2h atrás
Prefeito recebe grupo indígena de rap Brô Mc’s e reforça compromisso com a cultura
O grupo Brô MC’s, formado por indígenas Guarani e Kaiowá da Reserva de Dourados, esteve presente em encontro realizado nesta quarta-feira (26) na cidade. Com 17 anos de trajetória, o coletivo se consolidou como referência nacional e internacional ao unir rap e música indígena, sempre valorizando a identidade cultural de suas comunidades.
Os integrantes destacaram a emoção de voltar a se apresentar em Dourados, especialmente durante o Grito do Rock, que acontece nos dias 25, 26 e 27 de setembro, na Praça do Cinquentenário. Para eles, subir ao palco da própria cidade tem um significado especial, já que o grupo já percorreu festivais e eventos em diferentes partes do mundo.
A carreira do Brô MC’s ganhou ainda mais visibilidade em 2024 com a parceria com a cantora Anitta na música Okê. A faixa celebra a ancestralidade e viralizou nas redes sociais, ampliando o alcance da cultura indígena e reforçando a mensagem de valorização das etnias brasileiras.

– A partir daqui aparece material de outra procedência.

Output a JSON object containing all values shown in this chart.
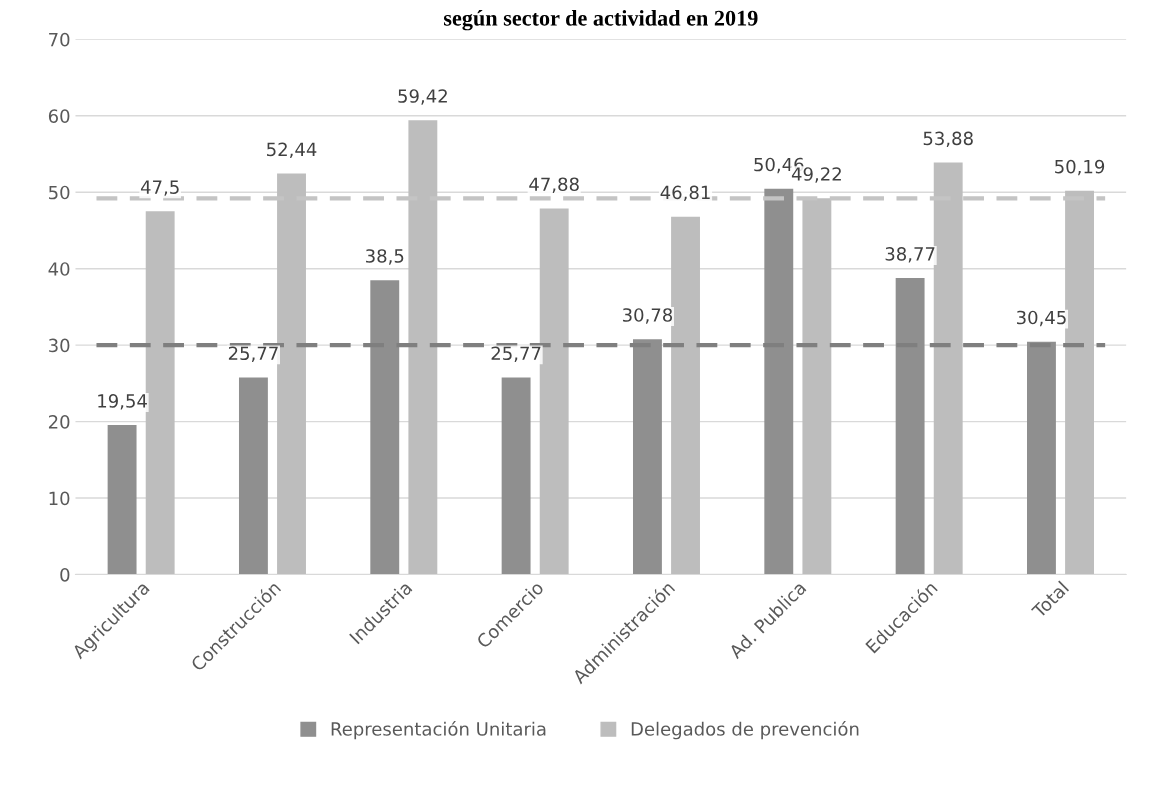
{
  "chart_data": {
    "type": "bar",
    "title": "según sector de actividad en 2019",
    "categories": [
      "Agricultura",
      "Construcción",
      "Industria",
      "Comercio",
      "Administración",
      "Ad. Publica",
      "Educación",
      "Total"
    ],
    "series": [
      {
        "name": "Representación Unitaria",
        "color": "#8f8f8f",
        "values": [
          19.54,
          25.77,
          38.5,
          25.77,
          30.78,
          50.46,
          38.77,
          30.45
        ],
        "value_labels": [
          "19,54",
          "25,77",
          "38,5",
          "25,77",
          "30,78",
          "50,46",
          "38,77",
          "30,45"
        ]
      },
      {
        "name": "Delegados de prevención",
        "color": "#bdbdbd",
        "values": [
          47.5,
          52.44,
          59.42,
          47.88,
          46.81,
          49.22,
          53.88,
          50.19
        ],
        "value_labels": [
          "47,5",
          "52,44",
          "59,42",
          "47,88",
          "46,81",
          "49,22",
          "53,88",
          "50,19"
        ]
      }
    ],
    "ylim": [
      0,
      70
    ],
    "yticks": [
      0,
      10,
      20,
      30,
      40,
      50,
      60,
      70
    ],
    "grid": "y",
    "legend": "bottom",
    "ref_lines": [
      {
        "axis": "y",
        "value": 30,
        "color": "#7f7f7f",
        "line_style": "dashed"
      },
      {
        "axis": "y",
        "value": 49.2,
        "color": "#c4c4c4",
        "line_style": "dashed"
      }
    ]
  }
}
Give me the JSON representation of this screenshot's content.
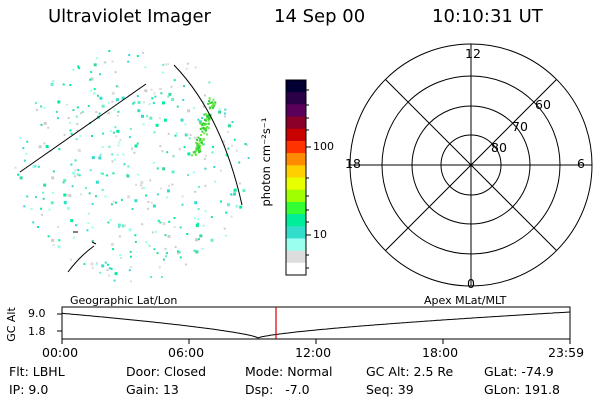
{
  "header": {
    "instrument": "Ultraviolet Imager",
    "date": "14 Sep 00",
    "time": "10:10:31 UT"
  },
  "colorbar": {
    "label": "photon cm⁻²s⁻¹",
    "ticks": [
      "100",
      "10"
    ],
    "colors": [
      "#000033",
      "#2a0047",
      "#5a005a",
      "#8a0028",
      "#c80000",
      "#ff3300",
      "#ff8c00",
      "#ffd000",
      "#e8ff00",
      "#a0ff00",
      "#33ff33",
      "#00ee99",
      "#33ddcc",
      "#99ffee",
      "#dddddd",
      "#ffffff"
    ]
  },
  "polar_grid": {
    "mlt_labels": {
      "top": "12",
      "left": "18",
      "right": "6",
      "bottom": "0"
    },
    "lat_labels": [
      "60",
      "70",
      "80"
    ]
  },
  "timeline": {
    "left_title": "Geographic Lat/Lon",
    "right_title": "Apex MLat/MLT",
    "axis_label": "GC Alt",
    "y_ticks": [
      "9.0",
      "1.8"
    ],
    "x_ticks": [
      "00:00",
      "06:00",
      "12:00",
      "18:00",
      "23:59"
    ],
    "marker_color": "#d40000"
  },
  "footer": {
    "row1": [
      {
        "label": "Flt:",
        "value": "LBHL"
      },
      {
        "label": "Door:",
        "value": "Closed"
      },
      {
        "label": "Mode:",
        "value": "Normal"
      },
      {
        "label": "GC Alt:",
        "value": "2.5 Re"
      },
      {
        "label": "GLat:",
        "value": "-74.9"
      }
    ],
    "row2": [
      {
        "label": "IP:",
        "value": "9.0"
      },
      {
        "label": "Gain:",
        "value": "13"
      },
      {
        "label": "Dsp:",
        "value": "-7.0"
      },
      {
        "label": "Seq:",
        "value": "39"
      },
      {
        "label": "GLon:",
        "value": "191.8"
      }
    ]
  }
}
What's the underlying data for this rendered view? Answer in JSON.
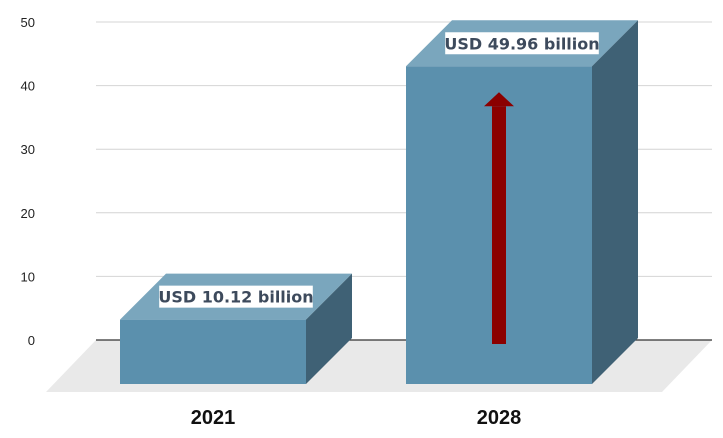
{
  "chart_data": {
    "type": "bar",
    "categories": [
      "2021",
      "2028"
    ],
    "values": [
      10.12,
      49.96
    ],
    "data_labels": [
      "USD 10.12 billion",
      "USD 49.96 billion"
    ],
    "y_ticks": [
      "0",
      "10",
      "20",
      "30",
      "40",
      "50"
    ],
    "ylim": [
      0,
      50
    ],
    "grid": true,
    "legend": "none",
    "three_d": true,
    "annotation": "upward-arrow",
    "colors": {
      "bar_front": "#5b90ad",
      "bar_top": "#7aa6bd",
      "bar_side": "#3f6175",
      "floor": "#e9e9e9",
      "grid": "#d4d4d4",
      "axis": "#333333",
      "arrow": "#8b0000",
      "label_bg": "#ffffff",
      "label_text": "#3d4a5c"
    }
  }
}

Criado em 2009, o grupo é considerado o primeiro de rap indígena do Brasil. Suas letras, cantadas em português e guarani, abordam temas como preconceito, demarcação de terras, violência e os desafios enfrentados pelos povos Guarani e Kaiowá. O primeiro videoclipe, Eju Orendive, lançado em 2010, marcou a trajetória ao retratar a realidade das aldeias e defender a união das comunidades.
Ao longo dos anos, o Brô MC’s participou de festivais nacionais e internacionais, assembleias indígenas e do Acampamento Terra Livre, em Brasília. Em 2022, o grupo se apresentou no Rock in Rio, dividindo palco com artistas como Xamã, além de parcerias com Alok e Marina Peralta, que resultaram em músicas como Jahá e Demarcação.

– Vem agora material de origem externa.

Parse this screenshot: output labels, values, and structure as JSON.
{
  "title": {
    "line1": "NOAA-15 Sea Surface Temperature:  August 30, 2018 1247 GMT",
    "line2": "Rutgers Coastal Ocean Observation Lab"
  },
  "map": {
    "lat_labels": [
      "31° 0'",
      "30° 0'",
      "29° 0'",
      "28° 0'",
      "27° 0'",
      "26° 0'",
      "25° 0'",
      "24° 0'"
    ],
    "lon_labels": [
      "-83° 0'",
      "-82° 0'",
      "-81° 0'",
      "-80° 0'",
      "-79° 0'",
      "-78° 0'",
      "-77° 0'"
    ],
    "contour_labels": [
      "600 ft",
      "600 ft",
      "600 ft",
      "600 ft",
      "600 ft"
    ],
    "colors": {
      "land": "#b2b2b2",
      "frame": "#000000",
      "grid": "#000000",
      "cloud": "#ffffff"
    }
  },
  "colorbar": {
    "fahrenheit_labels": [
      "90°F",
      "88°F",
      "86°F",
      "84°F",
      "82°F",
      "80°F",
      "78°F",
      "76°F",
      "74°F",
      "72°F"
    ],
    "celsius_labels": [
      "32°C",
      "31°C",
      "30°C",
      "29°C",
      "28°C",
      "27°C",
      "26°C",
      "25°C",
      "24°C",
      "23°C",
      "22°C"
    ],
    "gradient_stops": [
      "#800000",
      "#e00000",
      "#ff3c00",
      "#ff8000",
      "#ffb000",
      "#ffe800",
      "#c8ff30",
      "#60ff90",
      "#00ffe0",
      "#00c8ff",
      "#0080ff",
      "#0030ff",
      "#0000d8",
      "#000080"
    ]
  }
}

Entre os projetos atuais, está a construção de um estúdio de música na aldeia Bororó, em Dourados, que busca ampliar o acesso à produção musical e abrir espaço para jovens artistas indígenas. A história do grupo também inspirou o roteiro do filme A Pele Morta, que aborda as dificuldades vividas pelos povos Guarani e Kaiowá, reforçando a importância de sua arte como instrumento de resistência e identidade.